Esta semana, Cuatro recuperó ¿Quién quiere casarse con mi hijo?, uno dating show en el que las madres buscan pareja estable para su hijo en un casting chabacano. La gracia del programa radica en potenciar las situaciones esperpénticas, no sólo con el perfil de los participantes sino a través de la postproducción. El montaje, los efectos sonoros, la música y los grafismos logran aportar una dosis extra de sentido del humor para rebajar la mezquindad del formato.
Se trata de un reality que convierte a las personas en yeguas de competición, que desfilan para ser escogidas. Además se normaliza un infantilismo de los hombres que buscan pareja. Son sus madres, exigentes y autoritarias, las que supervisan el proceso de selección y juzgan a las candidatas. Se trata de una especie de traspaso de poderes, de suegra a joven, para cuidar al macho alfa inútil que necesita ser atendido por una mujer para salir adelante en la vida.
“Quiero una chica explosiva pero fina para que me haga abuela”, “Busco una chica para el perfecto padre de familia”, “Quiero que sea una mujer guapa, sencilla y que se maquilla poco”, dicen las madres para determinar el perfil de las chicas concursantes. Todas ellas vienen a sus hijos como si fueran los herederos de una monarquía, llenos de virtudes y valores.
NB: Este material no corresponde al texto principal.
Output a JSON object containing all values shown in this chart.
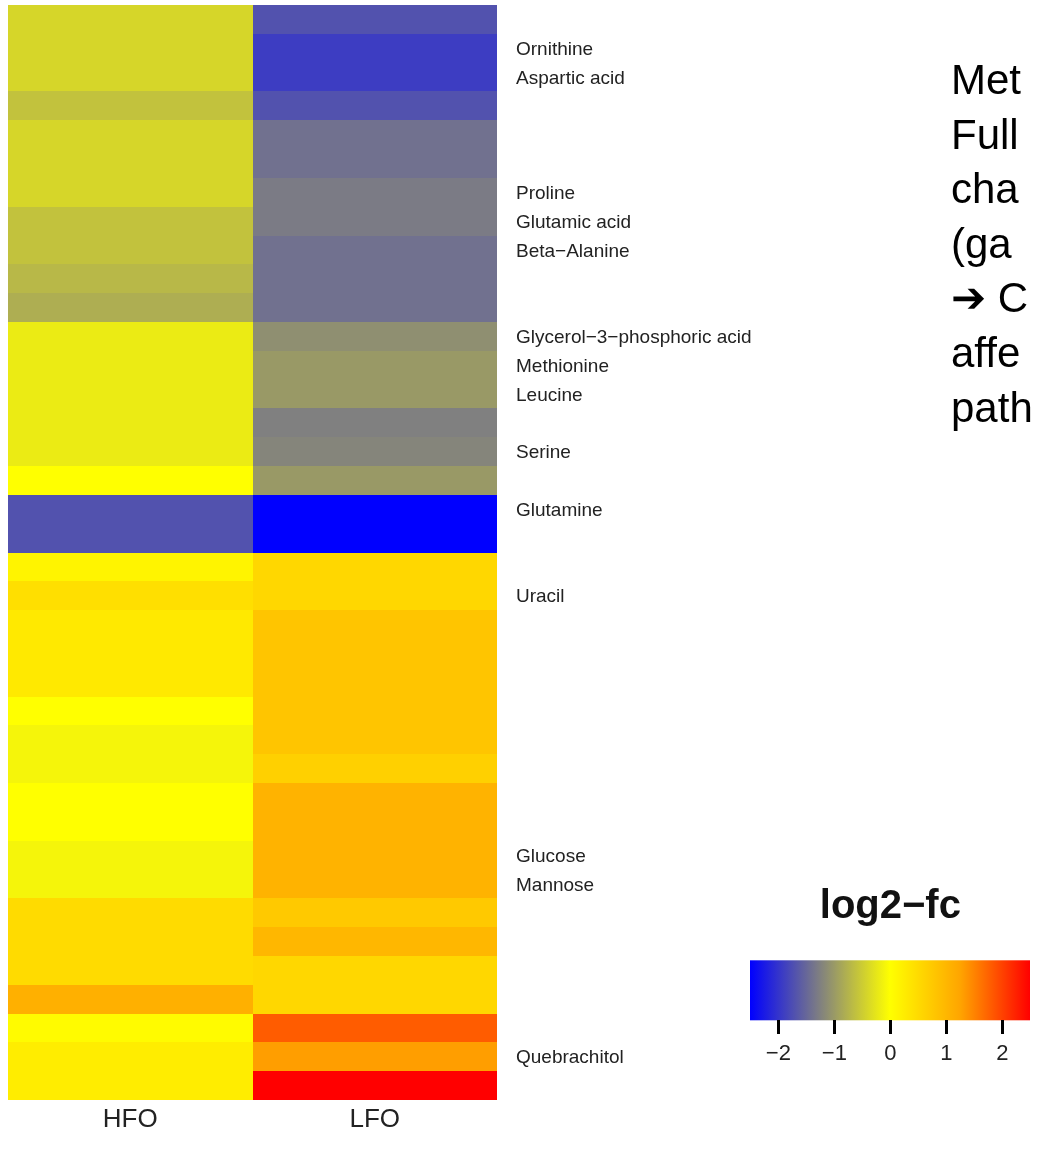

Estos magnates de medio pelo también expresan sus preferencias erótico-festivas.
En el desalentador desfile de chicas inquietas por pescar el macho de oferta, hay quienes se muestran dóciles y abnegadas, y otros que exhiben una enorme prepotencia y ambición para garantizar al hombre que tienen delante una pieza de máxima categoría.
En el colmo del despropósito, hacia el final del programa, entró por la puerta una chica con una bolsa de papel en la cabeza. En un acto de compasión, le habían hecho dos agujeros para que no se jodiera de loros y le habían pintado unas pestañas con rotulador para que no pareciera tan inquietante. Sólo se le veía el cuerpo, de formas exuberantes, dentro de un traje de bailes de salón, lleno de transparencias y lentejuelas. "No te podré dar dos besos...", se limitó a comentar al hombre, normalizando aquella situación grotesca. “Me llamo Soraya y soy de Madrid”, se presentó con voz temblorosa. “Seguramente os debe estar preguntando qué hago con una bolsa en la cabeza”, supuso Soraya ante el mutismo de madre e hijo. "Es que me dedico al mundo de la moda y la belleza, pero lo que quiero es que me conozcan por lo que soy como persona, no por mí físico", argumentó. Es la prueba más flagrante de la cosificación. Atribuyéndole el anonimato de esa manera tan basta la convertían sólo en un cuerpo, aunque le hacían advertir de su contexto laboral para asegurar que lo que había debajo del bolso no sería decepcionante. El programa, en cambio, lo jugaba a la inversa: incrementaba una expectativa de belleza máxima que obligaba al espectador a juzgar si lo que veía después bajo el bolso era merecedor de esa prudencia tan noble. Que hoy en día la televisión tolere esta humillación debería ser motivo no de tapar caras sino de hacer rodar a los jefes de los responsables.